The Obama team believes the Bush administration has downplayed the importance of catching the FBI's most-wanted terrorist because it has not been able to find him.

"We will kill bin Laden. We will crush al Qaeda. That has to be our biggest national security priority," Obama said during the presidential debate on October 7.

But tracking down bin Laden won't be easy.

In May, al Qaeda released an audiotape featuring bin Laden. But U.S. intelligence officials say they haven't had a solid lead on the terrorist mastermind's whereabouts since late 2001, when he was nearly captured in a battle with U.S. forces near Tora Bora, Afghanistan.

Robert Baer, a former CIA field officer, told CNN he's talked to "a dozen CIA guys who've been on the hunt for him, and half of them told me they assumed he was dead, the other half said they assumed he was alive, but the key word here is assume. They don't know."  Watch the hunt for bin Laden "

Intelligence officials believe bin Laden is hiding in the tribal areas of northwest Pakistan, a remote and primitive region with mountain peaks as tall as 14,000 feet (4,270 meters) that make the terrain difficult to navigate.

"If you think of this as sort of a combination of [the hunt for] Eric Rudolph, who was the Olympic bomber, and the movie 'Deliverance,' multiplied by a factor of 10, that's really what you're focusing on in trying to find bin Laden," said Robert Grenier, the former CIA station chief in Pakistan.

The region is divided up by tribes, some of them warring. Developing human sources in the area has been extremely difficult.  See a timeline of bin Laden's terror messages "

"What you literally need to have is an army of individual informants, hopefully focused on the areas that you think bin Laden is most likely to be hiding in," said Grenier, now a security consultant with Kroll.

"But again, you need to have a whole lot of them because one individual who may have access to the families and the clans in a particular valley, if he goes to the valley next door and starts asking questions, he's probably gonna end up dead pretty quickly."

The U.S. government is offering a $25 million reward for information leading to bin Laden's capture, but officials who have worked in the region say the people living there would consider it dishonorable to take the money.

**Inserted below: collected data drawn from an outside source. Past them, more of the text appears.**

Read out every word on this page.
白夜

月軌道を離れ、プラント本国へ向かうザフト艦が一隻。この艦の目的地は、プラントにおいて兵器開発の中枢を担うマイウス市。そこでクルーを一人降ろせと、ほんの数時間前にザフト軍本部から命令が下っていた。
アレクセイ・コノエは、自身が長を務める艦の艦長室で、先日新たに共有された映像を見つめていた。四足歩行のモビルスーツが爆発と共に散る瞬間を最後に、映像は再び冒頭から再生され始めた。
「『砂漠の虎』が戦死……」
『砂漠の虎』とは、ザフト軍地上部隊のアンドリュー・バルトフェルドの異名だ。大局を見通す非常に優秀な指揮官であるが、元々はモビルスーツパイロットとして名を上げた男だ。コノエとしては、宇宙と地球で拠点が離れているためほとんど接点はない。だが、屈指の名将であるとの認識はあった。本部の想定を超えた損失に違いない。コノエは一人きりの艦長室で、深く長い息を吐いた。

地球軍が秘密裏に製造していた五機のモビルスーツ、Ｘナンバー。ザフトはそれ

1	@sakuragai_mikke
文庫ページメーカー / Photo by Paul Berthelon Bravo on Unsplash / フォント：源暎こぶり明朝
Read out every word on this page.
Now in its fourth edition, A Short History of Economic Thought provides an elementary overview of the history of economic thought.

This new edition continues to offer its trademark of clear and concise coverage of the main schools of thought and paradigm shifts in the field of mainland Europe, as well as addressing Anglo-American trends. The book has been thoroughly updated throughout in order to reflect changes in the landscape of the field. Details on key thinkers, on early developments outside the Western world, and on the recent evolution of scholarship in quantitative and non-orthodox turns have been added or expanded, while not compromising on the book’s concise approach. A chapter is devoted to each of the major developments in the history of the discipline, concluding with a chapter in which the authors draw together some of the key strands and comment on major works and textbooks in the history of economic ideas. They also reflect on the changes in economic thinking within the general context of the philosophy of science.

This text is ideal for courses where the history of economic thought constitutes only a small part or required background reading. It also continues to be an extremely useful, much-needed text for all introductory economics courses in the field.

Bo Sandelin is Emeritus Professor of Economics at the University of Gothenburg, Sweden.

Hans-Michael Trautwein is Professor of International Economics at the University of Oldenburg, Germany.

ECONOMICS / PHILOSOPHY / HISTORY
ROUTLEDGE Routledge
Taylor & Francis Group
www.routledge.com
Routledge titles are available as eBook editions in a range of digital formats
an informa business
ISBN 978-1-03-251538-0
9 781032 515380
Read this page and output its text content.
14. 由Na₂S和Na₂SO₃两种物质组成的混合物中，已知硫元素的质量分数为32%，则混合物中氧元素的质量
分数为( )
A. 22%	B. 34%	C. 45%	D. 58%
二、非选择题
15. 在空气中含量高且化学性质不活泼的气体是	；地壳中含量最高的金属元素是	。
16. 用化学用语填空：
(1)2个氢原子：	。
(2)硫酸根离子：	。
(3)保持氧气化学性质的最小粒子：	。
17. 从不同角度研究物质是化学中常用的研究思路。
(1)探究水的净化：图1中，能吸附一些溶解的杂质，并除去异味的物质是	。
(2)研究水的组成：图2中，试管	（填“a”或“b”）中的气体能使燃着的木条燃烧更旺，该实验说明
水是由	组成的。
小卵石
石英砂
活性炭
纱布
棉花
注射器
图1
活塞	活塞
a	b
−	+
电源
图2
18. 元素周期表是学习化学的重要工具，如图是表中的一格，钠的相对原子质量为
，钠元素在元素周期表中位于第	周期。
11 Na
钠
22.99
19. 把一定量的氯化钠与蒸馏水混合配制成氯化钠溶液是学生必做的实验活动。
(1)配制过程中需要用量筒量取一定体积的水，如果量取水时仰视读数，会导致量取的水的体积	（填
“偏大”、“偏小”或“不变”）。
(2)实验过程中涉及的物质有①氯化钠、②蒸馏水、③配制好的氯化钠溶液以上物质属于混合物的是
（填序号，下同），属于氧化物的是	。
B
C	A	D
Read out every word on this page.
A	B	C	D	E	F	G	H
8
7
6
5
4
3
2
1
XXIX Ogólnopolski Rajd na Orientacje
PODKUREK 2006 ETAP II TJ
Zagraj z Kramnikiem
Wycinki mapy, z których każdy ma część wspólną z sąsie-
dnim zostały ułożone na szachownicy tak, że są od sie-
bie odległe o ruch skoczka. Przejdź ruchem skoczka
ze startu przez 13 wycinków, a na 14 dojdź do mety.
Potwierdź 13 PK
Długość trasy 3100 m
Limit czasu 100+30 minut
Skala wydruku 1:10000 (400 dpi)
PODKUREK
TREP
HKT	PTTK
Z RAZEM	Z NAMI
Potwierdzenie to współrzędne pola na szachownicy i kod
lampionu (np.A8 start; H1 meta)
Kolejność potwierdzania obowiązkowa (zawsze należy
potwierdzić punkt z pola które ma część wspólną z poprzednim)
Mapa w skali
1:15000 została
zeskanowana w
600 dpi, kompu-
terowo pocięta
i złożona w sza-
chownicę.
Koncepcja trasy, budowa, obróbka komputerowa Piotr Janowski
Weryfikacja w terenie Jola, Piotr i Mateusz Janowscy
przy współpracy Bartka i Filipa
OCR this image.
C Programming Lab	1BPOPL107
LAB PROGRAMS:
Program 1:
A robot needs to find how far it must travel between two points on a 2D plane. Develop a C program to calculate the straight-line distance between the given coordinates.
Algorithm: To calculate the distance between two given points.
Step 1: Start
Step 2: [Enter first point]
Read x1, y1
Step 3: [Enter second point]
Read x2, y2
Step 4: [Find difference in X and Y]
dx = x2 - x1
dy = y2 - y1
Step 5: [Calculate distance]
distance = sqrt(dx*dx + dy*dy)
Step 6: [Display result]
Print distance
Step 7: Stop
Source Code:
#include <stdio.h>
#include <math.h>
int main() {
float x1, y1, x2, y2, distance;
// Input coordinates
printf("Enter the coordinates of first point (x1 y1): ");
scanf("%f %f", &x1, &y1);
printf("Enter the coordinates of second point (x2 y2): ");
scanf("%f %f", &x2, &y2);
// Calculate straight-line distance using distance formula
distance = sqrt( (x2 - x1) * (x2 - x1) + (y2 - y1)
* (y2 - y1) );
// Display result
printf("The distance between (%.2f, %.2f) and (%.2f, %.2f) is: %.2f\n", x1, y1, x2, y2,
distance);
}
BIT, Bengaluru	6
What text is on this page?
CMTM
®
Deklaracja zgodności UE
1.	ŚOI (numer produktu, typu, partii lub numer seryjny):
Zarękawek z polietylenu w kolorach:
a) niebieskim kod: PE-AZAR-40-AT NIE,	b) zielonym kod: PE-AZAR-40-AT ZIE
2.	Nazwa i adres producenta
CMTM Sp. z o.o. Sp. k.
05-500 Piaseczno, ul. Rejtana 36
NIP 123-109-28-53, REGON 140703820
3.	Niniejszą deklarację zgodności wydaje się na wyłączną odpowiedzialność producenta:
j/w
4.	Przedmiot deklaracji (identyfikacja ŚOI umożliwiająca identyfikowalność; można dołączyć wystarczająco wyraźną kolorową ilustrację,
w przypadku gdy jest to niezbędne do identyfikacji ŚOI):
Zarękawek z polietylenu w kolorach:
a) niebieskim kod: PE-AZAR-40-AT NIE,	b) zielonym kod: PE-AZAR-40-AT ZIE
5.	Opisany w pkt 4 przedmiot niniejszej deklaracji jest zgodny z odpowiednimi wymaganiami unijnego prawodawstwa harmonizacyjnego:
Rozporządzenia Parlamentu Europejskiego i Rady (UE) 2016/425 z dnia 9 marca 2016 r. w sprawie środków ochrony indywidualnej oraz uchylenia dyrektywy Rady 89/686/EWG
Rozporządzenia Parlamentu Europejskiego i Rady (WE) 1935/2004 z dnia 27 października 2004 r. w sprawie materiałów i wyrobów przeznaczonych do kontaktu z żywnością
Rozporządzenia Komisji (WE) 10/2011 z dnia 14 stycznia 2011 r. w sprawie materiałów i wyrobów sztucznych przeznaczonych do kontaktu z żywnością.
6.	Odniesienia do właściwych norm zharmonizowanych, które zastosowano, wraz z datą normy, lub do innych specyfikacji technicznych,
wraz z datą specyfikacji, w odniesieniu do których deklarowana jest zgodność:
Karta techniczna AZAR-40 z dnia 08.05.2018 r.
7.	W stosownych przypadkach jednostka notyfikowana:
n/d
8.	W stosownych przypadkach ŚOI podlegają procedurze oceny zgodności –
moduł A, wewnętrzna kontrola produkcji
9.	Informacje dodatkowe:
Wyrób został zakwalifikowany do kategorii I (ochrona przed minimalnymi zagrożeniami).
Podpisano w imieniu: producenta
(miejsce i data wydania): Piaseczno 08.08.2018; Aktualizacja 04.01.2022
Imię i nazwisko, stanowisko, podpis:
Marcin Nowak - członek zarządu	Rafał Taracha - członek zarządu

The United States has had some success killing al Qaeda leaders in Pakistan using unmanned drones equipped with Hellfire missiles, but those attacks have killed innocent civilians as well, complicating the political situation between the two countries.

Obama plans to send more troops into Afghanistan to push back the growing Taliban insurgency, but experts warn there could be severe consequences.

"The president is going to inherit the problem the Soviets had roughly 15 years ago during the Soviet jihad. You cannot tame the people in the North-West Frontier Province and on the border in Pakistan and Afghanistan," said Dalton Fury, the commander of special operations at Tora Bora.

"The only army that has been successful has been Genghis Khan and his Mongol horde. They cut off heads and killed everyone in the villages, and since we have self-imposed rules of warfare, we are not going to do what they did."

Cooperation from Pakistan's military has been touchy, and most experts agree finding bin Laden is just not a priority for Pakistan's troops.

Fury says the best route for the president-elect to take would be to change the dialogue about bin Laden. Intelligence officials do not believe he is playing an operational role and so has no reason to move around or communicate.

"I think it's important to understand that bin Laden had his chance at martyrdom. He was in the mountains of Tora Bora, he ran away. In my opinion, I think we ought to promote this," Fury said.

He believes taunting the al Qaeda leader may force him to prove he's relevant and, in the process, lead the United States right to him.

Despite the challenges, many experts agree it is important to capture bin Laden.

"I don't think the American people will accept him surviving and us leaving. We will be the laughingstock of the world," Fury said.